The grinding mass contained 2 g/l Na2SO4.10H2O and had a pH of 7.0. The evaporation effect was investigated as described previously. In most cases, the cationic polyacrylamide was added to the mass before adding the sol unless the reverse dosage order (odo) is indicated. The dose of cationic polyacrylamide was 1.0 kg/ton which was found to be the optimum amount for this pulp when the polyacrylamide was used alone. In the experiments it was noted that the water collected from the freeness tester was much clearer when combinations of sol and cationic polyacrylamide were used than when the polyacrylamide was used alone and this is an indication of very good retention of filler.

Example 5

In this example, retention of filler and fines was evaluated on a factory scale. The pulp was prepared from 30%

chemical pulp, 24% grinding pulp and 46% CaC03 filler. The mass concentration was 0.5% and the pH was 8.3. The determined filler and fine matter content was 76.9%.

A Britt Dynamic Drainage Jar was used to determine retention. The stirring speed was set to 800 rpm and the wire used was 200 mesh.

The cationic silica sol used was sol a) according to example 1 and this was added before the cationic retention agent. The following cationic retention agents were used in the various experiments:

A) Cationic polyacrylamide, ("Percol 292"(Allied Colloids)).

B) Cationic guar gum

The results of the experiments are shown in the following table. Filler and fine matter retention (FF ret.) are given in percentage with

different dosages of the respective cationic polymers. Do is intended as a dry polymer for dry pulp + filler. The cationic silica sol used was used in an amount of 1 kg/tonne of dry mass plus filler. Comparisons were made with

addition of only the cationic polymer.

Example 6

In this example, the system of a cationic silica sol a) according to example 1 and cationic polyacrylamide was examined in a factory producing magazine paper. The pulp consisted of 19% sulphate pulp, 37% abrasive pulp, 20% thermomechanical pulp and 24% clay, that is, a pulp with large amounts of non-cellulosic components. The pH was 4.45. The retention was measured with a Britt Dynamic Drainage Jar and the level of paint with the Canadian Freeness Tester.
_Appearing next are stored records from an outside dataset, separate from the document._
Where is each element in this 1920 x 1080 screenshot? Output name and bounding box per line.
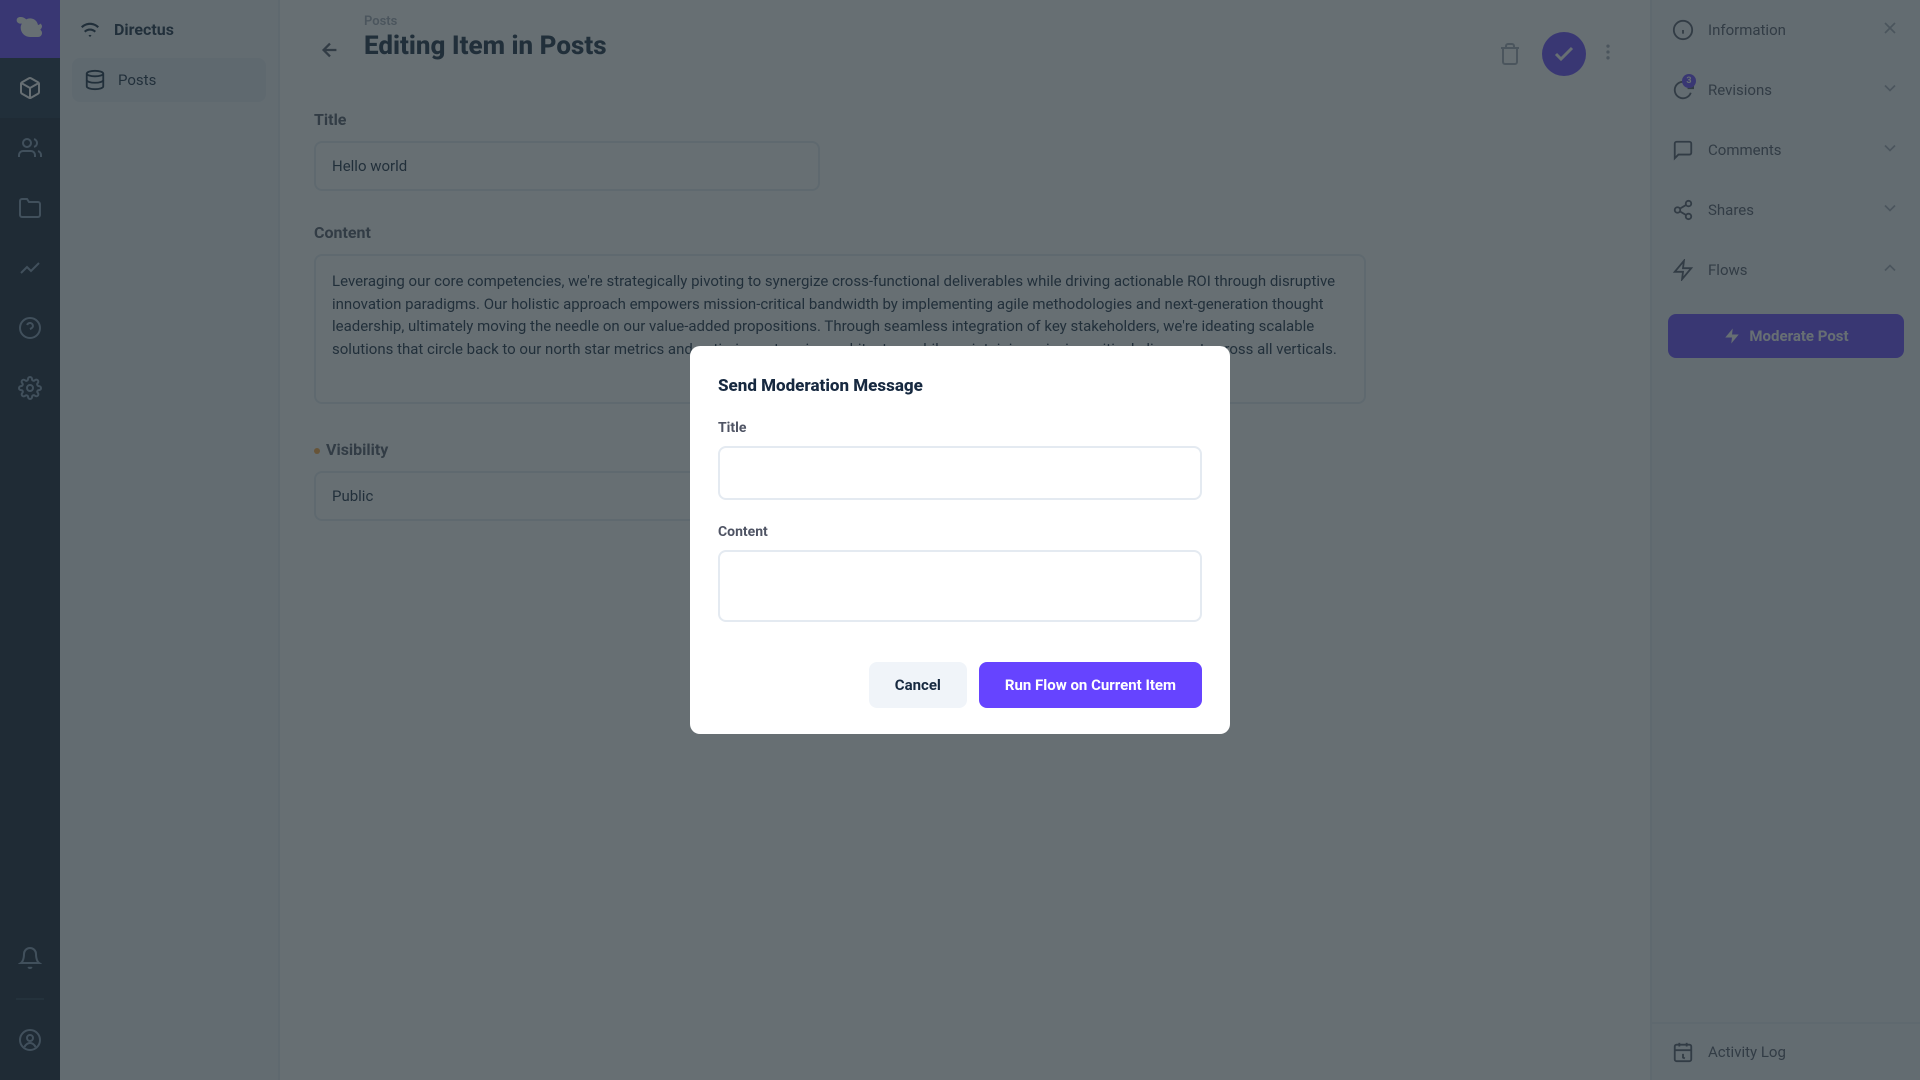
- run-flow-button[interactable]: Run Flow on Current Item: [979, 662, 1202, 708]
- modal-field-label-title: Title: [718, 420, 1202, 436]
- modal-content-textarea[interactable]: [718, 550, 1202, 622]
- cancel-button[interactable]: Cancel: [869, 662, 967, 708]
- modal-title-input[interactable]: [718, 446, 1202, 500]
- modal-title: Send Moderation Message: [718, 376, 1202, 396]
- modal-backdrop[interactable]: Send Moderation Message Title Content Ca…: [0, 0, 1920, 1080]
- moderation-modal: Send Moderation Message Title Content Ca…: [690, 346, 1230, 734]
- modal-field-label-content: Content: [718, 524, 1202, 540]
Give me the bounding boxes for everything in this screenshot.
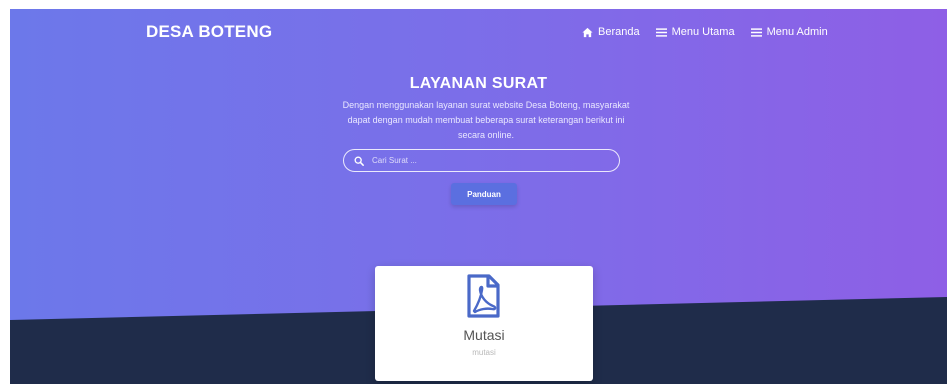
search-icon	[354, 156, 364, 166]
pdf-file-icon	[467, 274, 500, 318]
nav-label: Menu Utama	[671, 26, 735, 38]
nav-item-menu-utama[interactable]: Menu Utama	[655, 26, 735, 38]
card-title: Mutasi	[463, 327, 505, 343]
service-card-mutasi[interactable]: Mutasi mutasi	[375, 266, 593, 381]
search-box[interactable]	[343, 149, 620, 172]
menu-icon	[750, 27, 762, 37]
nav-item-beranda[interactable]: Beranda	[582, 26, 640, 38]
page-title: LAYANAN SURAT	[409, 75, 548, 92]
brand-logo[interactable]: DESA BOTENG	[146, 22, 272, 42]
page-subtitle: Dengan menggunakan layanan surat website…	[342, 100, 630, 140]
top-nav: Beranda Menu Utama Menu Admin	[582, 26, 828, 38]
nav-label: Menu Admin	[766, 26, 828, 38]
menu-icon	[655, 27, 667, 37]
home-icon	[582, 27, 593, 37]
nav-item-menu-admin[interactable]: Menu Admin	[750, 26, 828, 38]
card-subtitle: mutasi	[472, 348, 496, 357]
guide-button[interactable]: Panduan	[451, 183, 517, 205]
search-input[interactable]	[370, 155, 604, 166]
page-frame: DESA BOTENG Beranda Menu Utama Menu Admi…	[10, 9, 947, 384]
nav-label: Beranda	[598, 26, 640, 38]
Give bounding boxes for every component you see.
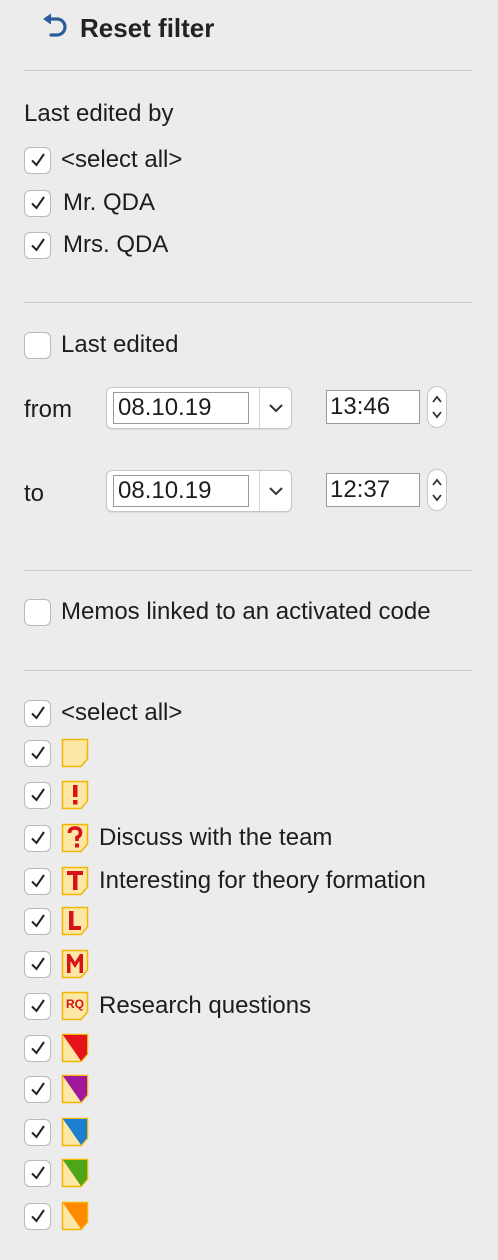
- memo-type-row[interactable]: [24, 738, 89, 768]
- from-time-field[interactable]: 13:46: [326, 390, 420, 424]
- separator: [24, 70, 473, 71]
- memo-type-checkbox[interactable]: [24, 1159, 51, 1187]
- memo-type-row[interactable]: [24, 1117, 89, 1147]
- last-edited-by-heading: Last edited by: [24, 100, 174, 127]
- from-time-stepper[interactable]: [427, 386, 447, 428]
- memo-question-icon: [61, 823, 89, 853]
- to-date-picker[interactable]: 08.10.19: [106, 470, 292, 512]
- editor-mrs-qda-row[interactable]: Mrs. QDA: [24, 230, 168, 260]
- memo-type-row[interactable]: [24, 1201, 89, 1231]
- memo-type-row[interactable]: Interesting for theory formation: [24, 866, 426, 896]
- memo-blue-icon: [61, 1117, 89, 1147]
- memo-type-checkbox[interactable]: [24, 1202, 51, 1230]
- memo-type-label: Interesting for theory formation: [99, 867, 426, 894]
- memo-type-row[interactable]: [24, 780, 89, 810]
- memo-type-checkbox[interactable]: [24, 867, 51, 895]
- from-date-dropdown-button[interactable]: [260, 403, 291, 413]
- memo-type-checkbox[interactable]: [24, 824, 51, 852]
- memo-type-checkbox[interactable]: [24, 1075, 51, 1103]
- editor-mrs-qda-label: Mrs. QDA: [63, 231, 169, 258]
- editor-select-all-row[interactable]: <select all>: [24, 145, 182, 175]
- memo-type-row[interactable]: RQ Research questions: [24, 991, 311, 1021]
- from-date-picker[interactable]: 08.10.19: [106, 387, 292, 429]
- last-edited-checkbox[interactable]: [24, 331, 51, 359]
- memo-orange-icon: [61, 1201, 89, 1231]
- memo-type-row[interactable]: [24, 949, 89, 979]
- memo-blank-icon: [61, 738, 89, 768]
- editor-mr-qda-checkbox[interactable]: [24, 189, 51, 217]
- activated-code-label: Memos linked to an activated code: [61, 598, 431, 625]
- editor-mr-qda-label: Mr. QDA: [63, 189, 156, 216]
- memo-purple-icon: [61, 1074, 89, 1104]
- memo-type-checkbox[interactable]: [24, 1034, 51, 1062]
- memo-type-checkbox[interactable]: [24, 1118, 51, 1146]
- editor-select-all-checkbox[interactable]: [24, 146, 51, 174]
- activated-code-row[interactable]: Memos linked to an activated code: [24, 597, 431, 627]
- reset-filter-button[interactable]: Reset filter: [40, 12, 214, 44]
- from-label: from: [24, 396, 72, 423]
- memo-m-icon: [61, 949, 89, 979]
- editor-mr-qda-row[interactable]: Mr. QDA: [24, 188, 155, 218]
- memo-rq-icon: RQ: [61, 991, 89, 1021]
- last-edited-label: Last edited: [61, 331, 179, 358]
- svg-text:RQ: RQ: [66, 997, 84, 1011]
- stepper-arrows-icon: [432, 478, 442, 502]
- undo-arrow-icon: [40, 13, 70, 44]
- to-time-field[interactable]: 12:37: [326, 473, 420, 507]
- memo-type-checkbox[interactable]: [24, 781, 51, 809]
- to-time-stepper[interactable]: [427, 469, 447, 511]
- memo-type-checkbox[interactable]: [24, 739, 51, 767]
- memo-type-checkbox[interactable]: [24, 992, 51, 1020]
- editor-select-all-label: <select all>: [61, 146, 183, 173]
- memo-type-row[interactable]: [24, 906, 89, 936]
- from-date-field[interactable]: 08.10.19: [113, 392, 249, 424]
- memo-exclamation-icon: [61, 780, 89, 810]
- last-edited-row[interactable]: Last edited: [24, 330, 178, 360]
- memo-t-icon: [61, 866, 89, 896]
- to-date-field[interactable]: 08.10.19: [113, 475, 249, 507]
- activated-code-checkbox[interactable]: [24, 598, 51, 626]
- memo-select-all-row[interactable]: <select all>: [24, 698, 182, 728]
- reset-filter-label: Reset filter: [80, 12, 215, 43]
- memo-type-row[interactable]: [24, 1033, 89, 1063]
- memo-type-checkbox[interactable]: [24, 950, 51, 978]
- memo-red-icon: [61, 1033, 89, 1063]
- to-label: to: [24, 480, 45, 507]
- memo-type-checkbox[interactable]: [24, 907, 51, 935]
- to-date-dropdown-button[interactable]: [260, 486, 291, 496]
- memo-select-all-label: <select all>: [61, 699, 183, 726]
- memo-type-row[interactable]: [24, 1074, 89, 1104]
- memo-green-icon: [61, 1158, 89, 1188]
- memo-type-row[interactable]: Discuss with the team: [24, 823, 332, 853]
- memo-l-icon: [61, 906, 89, 936]
- editor-mrs-qda-checkbox[interactable]: [24, 231, 51, 259]
- memo-type-label: Discuss with the team: [99, 824, 333, 851]
- separator: [24, 570, 473, 571]
- separator: [24, 302, 473, 303]
- chevron-down-icon: [268, 404, 283, 413]
- memo-type-row[interactable]: [24, 1158, 89, 1188]
- memo-select-all-checkbox[interactable]: [24, 699, 51, 727]
- memo-type-label: Research questions: [99, 992, 312, 1019]
- stepper-arrows-icon: [432, 395, 442, 419]
- chevron-down-icon: [268, 487, 283, 496]
- separator: [24, 670, 473, 671]
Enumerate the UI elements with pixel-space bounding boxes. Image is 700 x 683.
1. Process for the production of paper by forming and dewatering a suspension of cellulosic fibers and possibly fillers on a wire with improved retention and dewatering, characterized in that the forming and dewatering take place in the presence of a cationic silica-based sol and a cationic polymeric retention agent from the group of cationic guar gum and synthetic, cationic polymers. 2. Method according to claim 1, characterized in that the cationic silica solar particles are aluminium-modified silica particles. 3. Method according to claim 1 or 2, characterized in that the cationic silica particles have particle sizes within the range 2-100 nm. 4. Method according to claim 1, 2 or 3, characterized in that the cationic polymeric retention agent is a synthetic cationic polymer. 5. Method according to claim 4, characterized in that the cationic polymeric retention agent is cationic polyacrylamide. 6. Method according to claim 5, characterized in that the cationic polymeric retention agent is cationic polyacrylamide and in that this is used in combination with cationic starch. 7. Method according to claim 1,

characterized in that the amount of cationic silica sol is in the range 0.005-2% by weight, counted as dry in relation to dry fibers and any fillers.

Claims (1)

8. Method according to claim 1 or 7, characterized in that the weight ratio of cationic retention agent to cationic silica is at least 0.01:1. 9. Method according to claim 8, characterized in that the weight ratio between cationic retention agent and cationic silica is at least 0.2:1.